Film piracy cost the UK industry $1.6bn (£800m) in 2005 and, with new platforms for distributing films illegally arising every year, the need to tackle organised crime has never been more urgent.

This is where the Federation Against Copyright Theft (Fact) steps in, led by its new director general Kieron Sharp, a former police chief superintendent.

Sharp joined Fact in late 2006 to take a hard-nosed approach to film piracy and sniff out the ring leaders.

"We are now focused much more on intelligence-based enforcement to identify those manufacturing, distributing and selling pirate audio-visual material rather than solely seizing discs," he says.

Set up in 1983 to protect the UK film industry against counterfeiting, copyright and trademark infringements, Fact has taken a tougher stance in recent years.

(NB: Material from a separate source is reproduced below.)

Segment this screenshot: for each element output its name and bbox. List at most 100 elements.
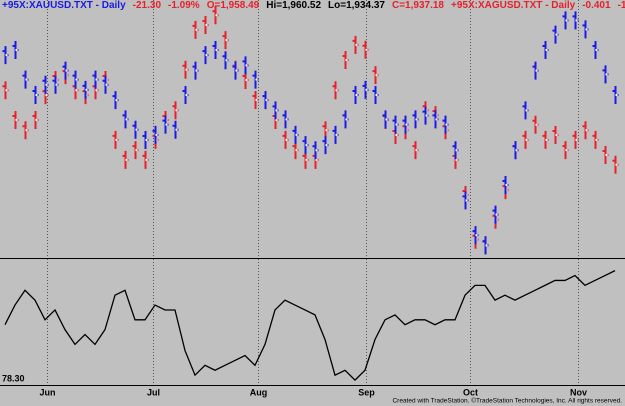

Thanks to "several million pounds" in funding each year from its members (including studios such as Paramount and Sony) Fact now has an analytical and intelligence unit to track illegal activities on the internet and other media platforms.

In 2006, Fact successfully investigated and assisted in the prosecution of 227 cases of piracy, compared with 124 in 2005, and shut down more than 100 illegal websites with the assistance of the police, Trading Standards and HM Revenue & Customs. In a recent case, the leader of an internet forum - known as Pir8 - which sold illegal material to more than 13,000 users in the UK, was given a four-year jail term, the heaviest for a UK film piracy prosecution to date.

"It was a benchmark case and should put the frighteners up people," says Sharp.

UK chancellor Gordon Brown has also taken an anti-piracy stance, setting aside $9.8m (£5m) for Trading Standards officers to combat copyright infringement, and supporting maximum 10-year prison sentences for gangs that pirate material.

But tackling this problem can be time consuming and costly. "We receive thousands of complaints from the public and film industry which are followed up before being fed into our intelligence unit," Sharp explains. "Extra work is then done on that intelligence to either enhance or corroborate it before it is passed to the investigators. This can take years of work.

"We have to be careful with the cases we take on because they can expand into large amounts of money," he continues. "For instance, the Pir8 case cost us a few hundred thousand pounds and that's with a guilty plea - but we do get the costs back on successful cases - and we have had something like a 98% conviction rate."